下午上班時間,杜龍跟著那幾個興高采烈的‘同學’一起去培訓班報道,領了教材就可以回去了,大家放好了東西就相約去喝酒,反正也沒啥事,杜龍就答應了,一起住在招待所的學員們來到附近一個飯館,一邊叫老闆上菜,一邊就聊了起來。

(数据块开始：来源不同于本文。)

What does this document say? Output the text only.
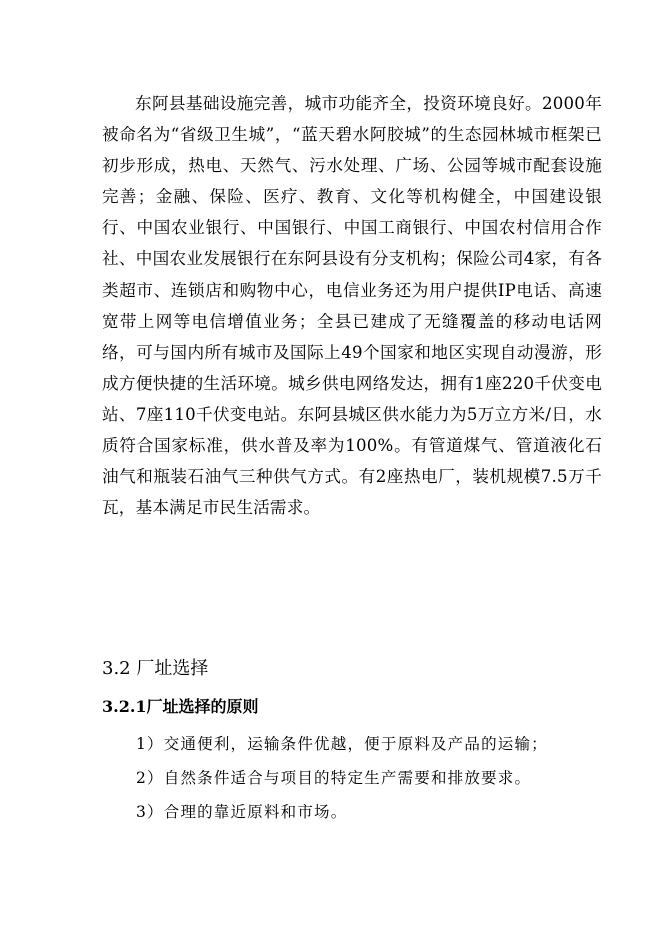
东阿县基础设施完善，城市功能齐全，投资环境良好。2000年被命名为“省级卫生城”，“蓝天碧水阿胶城”的生态园林城市框架已初步形成，热电、天然气、污水处理、广场、公园等城市配套设施完善；金融、保险、医疗、教育、文化等机构健全，中国建设银行、中国农业银行、中国银行、中国工商银行、中国农村信用合作社、中国农业发展银行在东阿县设有分支机构；保险公司4家，有各类超市、连锁店和购物中心，电信业务还为用户提供IP电话、高速宽带上网等电信增值业务；全县已建成了无缝覆盖的移动电话网络，可与国内所有城市及国际上49个国家和地区实现自动漫游，形成方便快捷的生活环境。城乡供电网络发达，拥有1座220千伏变电站、7座110千伏变电站。东阿县城区供水能力为5万立方米/日，水质符合国家标准，供水普及率为100%。有管道煤气、管道液化石油气和瓶装石油气三种供气方式。有2座热电厂，装机规模7.5万千瓦，基本满足市民生活需求。

3.2 厂址选择
3.2.1厂址选择的原则
1）交通便利，运输条件优越，便于原料及产品的运输；
2）自然条件适合与项目的特定生产需要和排放要求。
3）合理的靠近原料和市场。
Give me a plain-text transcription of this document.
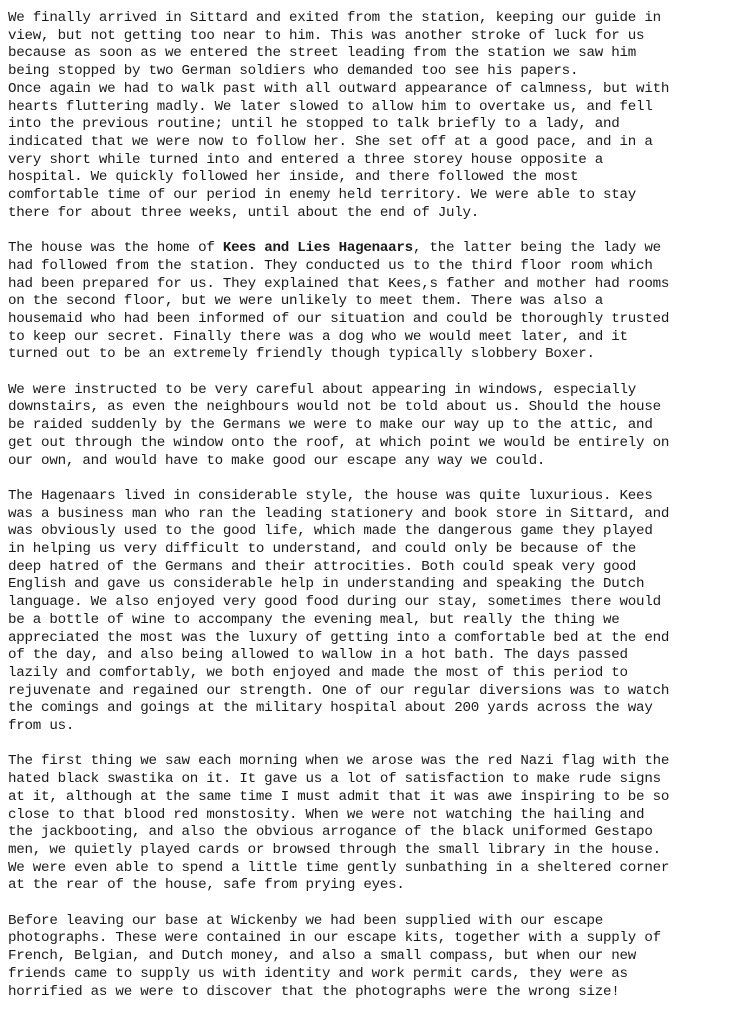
We finally arrived in Sittard and exited from the station, keeping our guide in
view, but not getting too near to him. This was another stroke of luck for us
because as soon as we entered the street leading from the station we saw him
being stopped by two German soldiers who demanded too see his papers.
Once again we had to walk past with all outward appearance of calmness, but with
hearts fluttering madly. We later slowed to allow him to overtake us, and fell
into the previous routine; until he stopped to talk briefly to a lady, and
indicated that we were now to follow her. She set off at a good pace, and in a
very short while turned into and entered a three storey house opposite a
hospital. We quickly followed her inside, and there followed the most
comfortable time of our period in enemy held territory. We were able to stay
there for about three weeks, until about the end of July.

The house was the home of Kees and Lies Hagenaars, the latter being the lady we
had followed from the station. They conducted us to the third floor room which
had been prepared for us. They explained that Kees,s father and mother had rooms
on the second floor, but we were unlikely to meet them. There was also a
housemaid who had been informed of our situation and could be thoroughly trusted
to keep our secret. Finally there was a dog who we would meet later, and it
turned out to be an extremely friendly though typically slobbery Boxer.

We were instructed to be very careful about appearing in windows, especially
downstairs, as even the neighbours would not be told about us. Should the house
be raided suddenly by the Germans we were to make our way up to the attic, and
get out through the window onto the roof, at which point we would be entirely on
our own, and would have to make good our escape any way we could.

The Hagenaars lived in considerable style, the house was quite luxurious. Kees
was a business man who ran the leading stationery and book store in Sittard, and
was obviously used to the good life, which made the dangerous game they played
in helping us very difficult to understand, and could only be because of the
deep hatred of the Germans and their attrocities. Both could speak very good
English and gave us considerable help in understanding and speaking the Dutch
language. We also enjoyed very good food during our stay, sometimes there would
be a bottle of wine to accompany the evening meal, but really the thing we
appreciated the most was the luxury of getting into a comfortable bed at the end
of the day, and also being allowed to wallow in a hot bath. The days passed
lazily and comfortably, we both enjoyed and made the most of this period to
rejuvenate and regained our strength. One of our regular diversions was to watch
the comings and goings at the military hospital about 200 yards across the way
from us.

The first thing we saw each morning when we arose was the red Nazi flag with the
hated black swastika on it. It gave us a lot of satisfaction to make rude signs
at it, although at the same time I must admit that it was awe inspiring to be so
close to that blood red monstosity. When we were not watching the hailing and
the jackbooting, and also the obvious arrogance of the black uniformed Gestapo
men, we quietly played cards or browsed through the small library in the house.
We were even able to spend a little time gently sunbathing in a sheltered corner
at the rear of the house, safe from prying eyes.

Before leaving our base at Wickenby we had been supplied with our escape
photographs. These were contained in our escape kits, together with a supply of
French, Belgian, and Dutch money, and also a small compass, but when our new
friends came to supply us with identity and work permit cards, they were as
horrified as we were to discover that the photographs were the wrong size!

「你是猛琇鄉來的?那地方聽說挺亂,我有個同事前不久被調那地方了,他叫王夫雨,不知道你有沒有印象。」一個叫吳堅的二級警司聽說杜龍是從猛琇鄉來的,就大驚小怪起來。
杜龍笑道:「當然認識,那傢伙做事挺穩重的。」
吳堅驚詫地說道:「穩重?你知道那傢伙為什麼被髮配去猛琇鄉嗎?因為他打了我們另外一個同事,把人家臉打得腫了半個多月呢。」
杜龍笑道:「這我就不清楚了,也許他受了什麼刺激吧。」
一個叫鄭明傑的一級警司笑道:「就算他受了刺激,也不能打同事啊,所以他被髮配去了猛琇鄉派出所,小杜你是為什麼被弄去猛琇鄉的?」
杜龍苦笑道:「我得罪了領導,唉……我原本是在玉眀市工作的,被一腳踢到了千里之外……」
「呵呵……」大家都笑了,那個鄭明傑道:「得罪領導比打了同事更慘,難怪你被貶到那麼遠的地方,不過不要緊,你今天能來參加這個培訓班,說明你已經熬出頭了,今後大家互相照應著點,一起升官發財。」
大家一起起鬨,喊著升官發財幹了一杯,杜龍冷眼旁觀發現這些人多半都是誇誇其談之輩,沒什麼能力,這樣的人沒必要深交,可也不能得罪,他便耐著性子陪他們聊天喝酒。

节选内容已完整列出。